Settimana scorsa ho partecipato al congresso FIPP di Nuova Delhi.
Ci tornerò su per commenti e impressioni, intanto inizio a pubblicare le slide del mio intervento all’interno del panel sulla monetizzazione dei contenuti.
La musica fa più bello il mondo
Settimana scorsa ho partecipato al congresso FIPP di Nuova Delhi.
Ci tornerò su per commenti e impressioni, intanto inizio a pubblicare le slide del mio intervento all’interno del panel sulla monetizzazione dei contenuti.

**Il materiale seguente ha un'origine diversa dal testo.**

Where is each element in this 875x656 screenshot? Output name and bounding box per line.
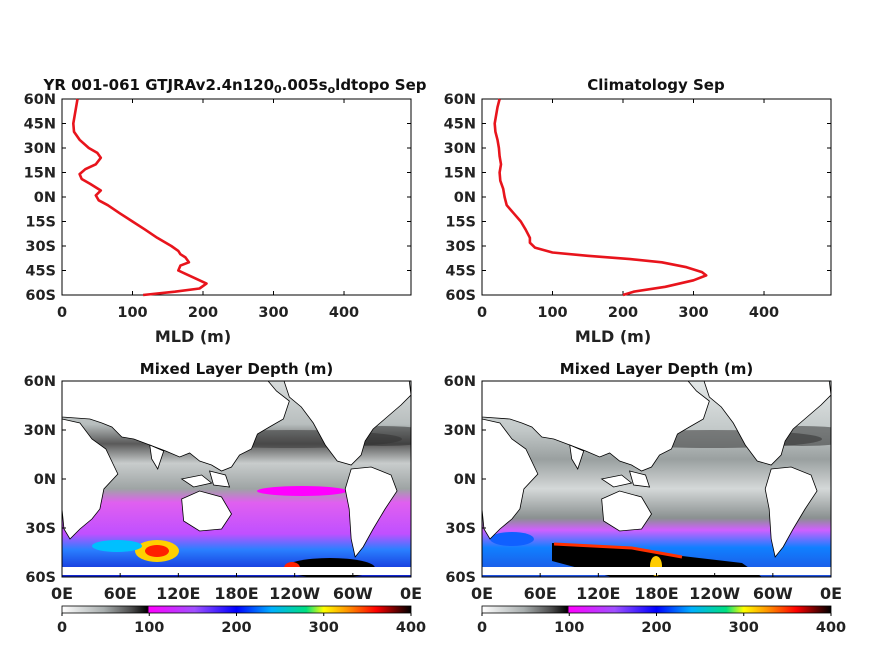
panel-title: YR 001-061 GTJRAv2.4n1200.005soldtopo Se… <box>42 76 426 96</box>
x-tick-label: 120E <box>576 584 620 603</box>
red-edge <box>553 542 683 559</box>
y-tick-label: 30N <box>24 141 56 157</box>
x-tick-label: 60E <box>524 584 557 603</box>
x-tick-label: 100 <box>117 305 147 321</box>
x-axis-label: MLD (m) <box>155 327 231 346</box>
title-part: ldtopo Sep <box>335 76 427 94</box>
map-field <box>62 381 411 577</box>
title-part: 0 <box>274 83 282 96</box>
colorbar-tick-label: 300 <box>729 620 759 636</box>
magenta-patch <box>257 486 347 496</box>
y-tick-label: 45N <box>24 117 56 133</box>
y-tick-label: 30N <box>444 423 476 439</box>
x-tick-label: 0 <box>57 305 67 321</box>
y-tick-label: 60S <box>25 570 56 586</box>
axes-box <box>61 98 412 296</box>
cyan-patch <box>92 540 142 552</box>
x-tick-label: 60E <box>104 584 137 603</box>
x-tick-label: 180E <box>634 584 678 603</box>
title-part: .005s <box>282 76 328 94</box>
y-tick-label: 30S <box>25 521 56 537</box>
y-tick-label: 15S <box>445 215 476 231</box>
colorbar-tick-label: 0 <box>477 620 487 636</box>
y-tick-label: 15S <box>25 215 56 231</box>
colorbar-tick-label: 300 <box>309 620 339 636</box>
blue-patch <box>490 532 534 546</box>
x-tick-label: 0E <box>471 584 493 603</box>
title-part: YR 001-061 GTJRAv2.4n120 <box>42 76 274 94</box>
x-tick-label: 120W <box>689 584 740 603</box>
y-tick-label: 30N <box>444 141 476 157</box>
y-tick-label: 30S <box>25 239 56 255</box>
x-tick-label: 0E <box>400 584 422 603</box>
map-field <box>482 381 831 577</box>
colorbar-tick-label: 0 <box>57 620 67 636</box>
x-tick-label: 200 <box>608 305 638 321</box>
colorbar-tick-label: 400 <box>396 620 426 636</box>
y-tick-label: 0N <box>454 472 476 488</box>
panel-title: Mixed Layer Depth (m) <box>140 360 333 378</box>
y-tick-label: 0N <box>34 190 56 206</box>
y-tick-label: 45N <box>444 117 476 133</box>
y-tick-label: 15N <box>24 166 56 182</box>
colorbar <box>481 605 832 614</box>
x-tick-label: 180E <box>214 584 258 603</box>
title-part: o <box>328 83 336 96</box>
x-tick-label: 400 <box>329 305 359 321</box>
colorbar <box>61 605 412 614</box>
x-tick-label: 100 <box>537 305 567 321</box>
y-tick-label: 30S <box>445 239 476 255</box>
colorbar-tick-label: 100 <box>554 620 584 636</box>
axes-box <box>481 98 832 296</box>
x-tick-label: 0 <box>477 305 487 321</box>
y-tick-label: 60S <box>445 570 476 586</box>
y-tick-label: 30S <box>445 521 476 537</box>
y-tick-label: 15N <box>444 166 476 182</box>
y-tick-label: 60N <box>444 374 476 390</box>
y-tick-label: 60S <box>445 288 476 304</box>
colorbar-tick-label: 100 <box>134 620 164 636</box>
x-tick-label: 0E <box>820 584 842 603</box>
y-tick-label: 0N <box>454 190 476 206</box>
colorbar-tick-label: 200 <box>221 620 251 636</box>
y-tick-label: 45S <box>445 264 476 280</box>
mld-profile-line <box>72 98 208 297</box>
x-tick-label: 120E <box>156 584 200 603</box>
y-tick-label: 60N <box>444 92 476 108</box>
x-tick-label: 300 <box>258 305 288 321</box>
x-tick-label: 120W <box>269 584 320 603</box>
x-tick-label: 60W <box>333 584 373 603</box>
panel-title: Climatology Sep <box>587 76 725 94</box>
y-tick-label: 60S <box>25 288 56 304</box>
panel-title: Mixed Layer Depth (m) <box>560 360 753 378</box>
y-tick-label: 60N <box>24 374 56 390</box>
x-tick-label: 60W <box>753 584 793 603</box>
y-tick-label: 0N <box>34 472 56 488</box>
y-tick-label: 30N <box>24 423 56 439</box>
colorbar-tick-label: 200 <box>641 620 671 636</box>
y-tick-label: 60N <box>24 92 56 108</box>
red-patch <box>145 545 169 557</box>
x-axis-label: MLD (m) <box>575 327 651 346</box>
profile-panel-1: YR 001-061 GTJRAv2.4n1200.005soldtopo Se… <box>24 76 427 346</box>
x-tick-label: 400 <box>749 305 779 321</box>
mld-profile-line <box>493 98 708 297</box>
x-tick-label: 0E <box>51 584 73 603</box>
profile-panel-2: Climatology Sep 60N 45N 30N 15N 0N 15S 30S 45S 60… <box>444 76 832 346</box>
x-tick-label: 300 <box>678 305 708 321</box>
x-tick-label: 200 <box>188 305 218 321</box>
colorbar-tick-label: 400 <box>816 620 846 636</box>
y-tick-label: 45S <box>25 264 56 280</box>
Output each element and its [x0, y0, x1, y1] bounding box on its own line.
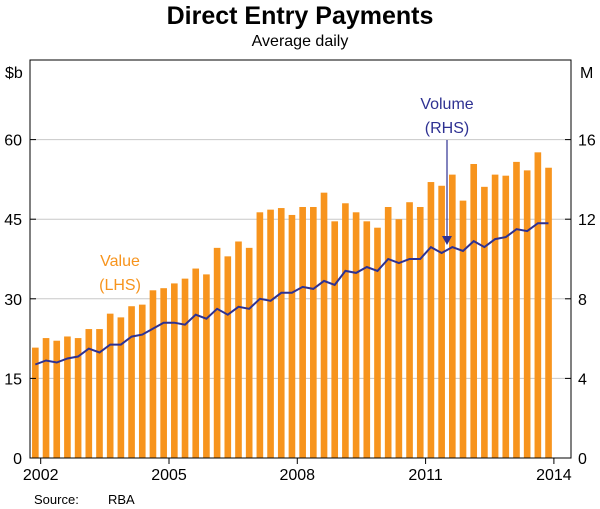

Tutto giusto, tutto condivisibile, però…
ok, si può puntare sui contenuti add value, lo facciamo anche noi, ma questo significa un totale cambiamento del business. Il content providing è un’attività che non può svolgere un giornalista, ma un ufficio statistico, oppure una società di consulenza. Le case editrici possono affiliarsi a loro e proporre piattaforme comunicative vincenti, ma che fare del passato? non è solo una questione di modelli, ma anche di persone… Quello che lei sta dicendo nella presentazione, tra le righe, è che il modello del giornalismo B2B non ha più motivo di esistere, perché nessuno è disposto a pagare per questo tipo di contenuto. Andrebbe da se, quindi, che il giornalismo dovrebbe essere ripagato in altro modo… magari con la pubblicità, ma per questo aspetterò il suo intervento di domani (in ANES), nella speranza di poter dire ai (pochi) bravi giornalisti b2b che per loro c’è un futuro.
Sì e no.
Questi modelli sembrano così distanti da quello che intendiamo per “editoria” e “giornalismo”, che appaiono come un altro settore.
In parte lo sono e sono stati presentati solo per assonanza, per capire cosa ci insegnano sul modo di farsi pagare i contenuti. In parte no, sono semplicemente un modo diverso di interpretare un mestiere antico, che è quello di raccogliere, cucinare e diffondere notizie e informazioni. Come si fa alla Reuter a distinguere l’informazione “giornalistica” dall’informazione “dati” sulle società quotate etc? E il modello Financial Times non si sta spostando dalla prima alla seconda, guadagnando un pacco di soldi nella transizione? Hanno più dignità editoriale le meteorine o i servizi professionali di elaborazione delle previsioni atmosferiche?
“Sopravviverà il modello giornalistico B2B?” chiedi tu (dai, almeno sul blog diamoci del tu). Io chioserei: sopravviverà il modello giornalistico B2B nel suo format attuale? Io penso di sì, ma sarà un business più piccolo che nel passato, e sempre più piccolo man mano che passa il tempo. Parliamoci chiaro, se quel modello non si stesse contraendo, non staremmo qui a parlarne. Se si contrae, si contrae, Vogliamo sperare che la tendenza si inverta? O che riusciamo a trovare il modo di farci pagare in modo diverso le stesse cose?
Come è stato detto al convegno FIPP; “se continuate a fare le cose che facevate prima, come potete pensare di avere risultati diversi”? Bisogna fare cose diverse, che assomiglino o no al format tradizionale.
Non è solo un problema dell’editoria. Una volta i telefoni servivano per telefonare, ma per una società di telefonia sarebbe perdente sostenere la stessa cosa adesso. E’ un problema per loro? No, solo per quelli che si evolvono male, per gli altri è una grande opportunità. Perché noi dell’editoria dovremmo sentirci fedeli, legati per la vita a un certo modo di fare il mestiere?